Students Get Help Anticipating Their Financial Future at “BC+5”

The “Count on Your Future, BC+5” event helps Berea College students project their likely financial state 5 years after they graduate. The event, scheduled for Tuesday, October 21st, helps students anticipate what their income and expenses might be five years after graduation.

Students at BC+5 2013Nancy Melton, Director of Student Financial Aid at Berea College and producer of the “BC+5” event says, “When students graduate from Berea, we want them to be successful in every way including financial management.  BC+5 helps them have a better idea of expected income and expenses five years after graduating from college.”

Sponsored by Berea College’s Office of Student Financial Aid and the Kentucky River Foothills organization, the program involves more than 30 individuals helping students with their financial planning. “This program is intended to provide a realistic expectation of a starting salary and all the expenses our students may incur for items such as transportation, food, housing, child care, pet care, insurance, retirement, entertainment, and vacations,” Melton adds.

The event typically takes less than an hour for most students. After registering, students are given a checklist of the many items they are likely to pay for as working adults. The items are separated into categories including Necessities, Debts, Benefits, and Quality of Life. Students are asked to imagine — in detail — what their family situation is likely to be five years after graduation: Married? Kids? Homeowner? Job? Salary?

During the “BC+5” event, students pass through a number of stations where advisors and volunteers review the students’ projections and suggest changes based on real-world data and calculated projections based on specific variables such as geographic region, urban or rural setting, etc. After completing the process, the students are able to assess whether or not they are considering a sustainable budget, perhaps looking at a lot of debt, or likely to be able to save money.

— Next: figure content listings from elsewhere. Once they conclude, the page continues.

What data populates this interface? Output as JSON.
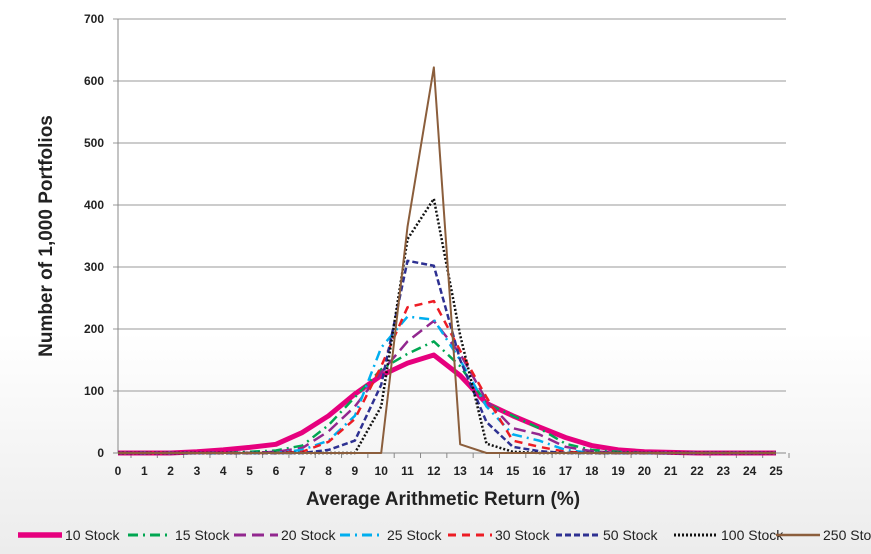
{
  "chart_data": {
    "type": "line",
    "title": "",
    "xlabel": "Average Arithmetic Return (%)",
    "ylabel": "Number of 1,000 Portfolios",
    "x": [
      0,
      1,
      2,
      3,
      4,
      5,
      6,
      7,
      8,
      9,
      10,
      11,
      12,
      13,
      14,
      15,
      16,
      17,
      18,
      19,
      20,
      21,
      22,
      23,
      24,
      25
    ],
    "xlim": [
      0,
      25
    ],
    "ylim": [
      0,
      700
    ],
    "yticks": [
      0,
      100,
      200,
      300,
      400,
      500,
      600,
      700
    ],
    "grid": "horizontal",
    "legend": "bottom",
    "series": [
      {
        "name": "10 Stock",
        "color": "#e6007e",
        "dash": "solid-thick",
        "values": [
          0,
          0,
          0,
          2,
          5,
          9,
          14,
          33,
          60,
          95,
          125,
          145,
          158,
          125,
          80,
          60,
          42,
          25,
          12,
          5,
          2,
          1,
          0,
          0,
          0,
          0
        ]
      },
      {
        "name": "15 Stock",
        "color": "#00a651",
        "dash": "dash-dot",
        "values": [
          0,
          0,
          0,
          0,
          0,
          2,
          4,
          12,
          45,
          90,
          135,
          160,
          180,
          140,
          80,
          60,
          40,
          15,
          5,
          2,
          0,
          0,
          0,
          0,
          0,
          0
        ]
      },
      {
        "name": "20 Stock",
        "color": "#92278f",
        "dash": "long-dash",
        "values": [
          0,
          0,
          0,
          0,
          0,
          0,
          2,
          8,
          35,
          75,
          130,
          180,
          213,
          160,
          85,
          40,
          30,
          10,
          3,
          0,
          0,
          0,
          0,
          0,
          0,
          0
        ]
      },
      {
        "name": "25 Stock",
        "color": "#00aeef",
        "dash": "dash-dot",
        "values": [
          0,
          0,
          0,
          0,
          0,
          0,
          0,
          5,
          20,
          60,
          170,
          220,
          215,
          150,
          75,
          30,
          20,
          5,
          0,
          0,
          0,
          0,
          0,
          0,
          0,
          0
        ]
      },
      {
        "name": "30 Stock",
        "color": "#ed1c24",
        "dash": "dash",
        "values": [
          0,
          0,
          0,
          0,
          0,
          0,
          0,
          2,
          18,
          55,
          140,
          235,
          245,
          165,
          90,
          20,
          10,
          2,
          0,
          0,
          0,
          0,
          0,
          0,
          0,
          0
        ]
      },
      {
        "name": "50 Stock",
        "color": "#2e3192",
        "dash": "short-dash",
        "values": [
          0,
          0,
          0,
          0,
          0,
          0,
          0,
          0,
          5,
          20,
          110,
          310,
          302,
          150,
          50,
          10,
          3,
          0,
          0,
          0,
          0,
          0,
          0,
          0,
          0,
          0
        ]
      },
      {
        "name": "100 Stock",
        "color": "#111111",
        "dash": "dot",
        "values": [
          0,
          0,
          0,
          0,
          0,
          0,
          0,
          0,
          0,
          0,
          75,
          345,
          410,
          190,
          15,
          2,
          0,
          0,
          0,
          0,
          0,
          0,
          0,
          0,
          0,
          0
        ]
      },
      {
        "name": "250 Stock",
        "color": "#8b5e3c",
        "dash": "solid",
        "values": [
          0,
          0,
          0,
          0,
          0,
          0,
          0,
          0,
          0,
          0,
          0,
          365,
          622,
          14,
          0,
          0,
          0,
          0,
          0,
          0,
          0,
          0,
          0,
          0,
          0,
          0
        ]
      }
    ]
  }
}
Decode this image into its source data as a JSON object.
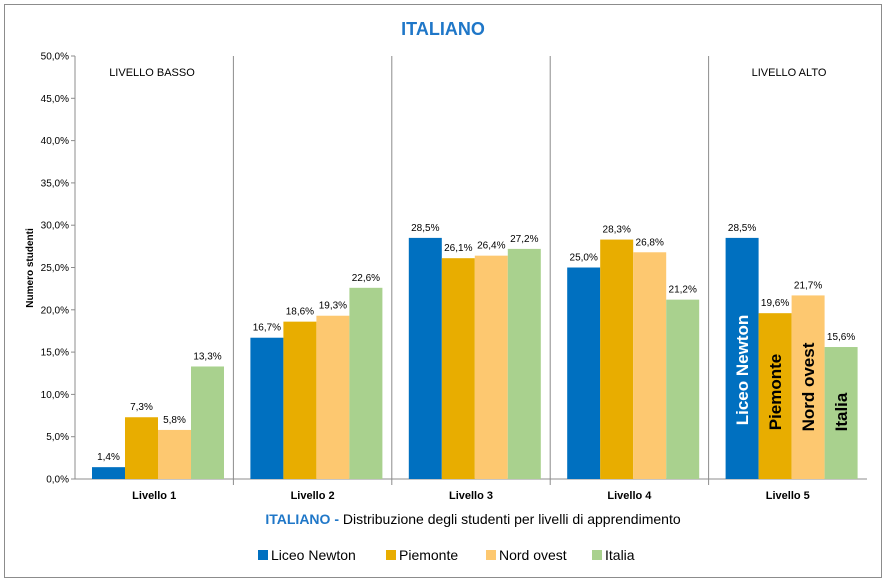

“When we had our first BC+5 last year,” Melton said, “we had over 200 students and volunteers attending. I was excited to see so many students intently interested in learning their beginning salaries and finding if they budgeted wisely they could pay their bills and save for retirement and vacations. Some students who were making plans to get married attended together and worked as a couple to make sure they had enough funds to get married.”

Melton states, “Many of our volunteers said they were impressed by how serious the students treated this exercise. When surveyed, 87% of the students felt their knowledge of money management had increased considerably by attending the ‘BC+5’ event. Many said it was well worth the time it took to go through this program.”

“We are hoping that even more students will take advantage of this great learning opportunity and take a few minutes from their busy schedule to attend BC+5 this year,” Melton continues, adding that, “If it’s as popular this year as its debut event one year ago, it’s likely to become a perennial.”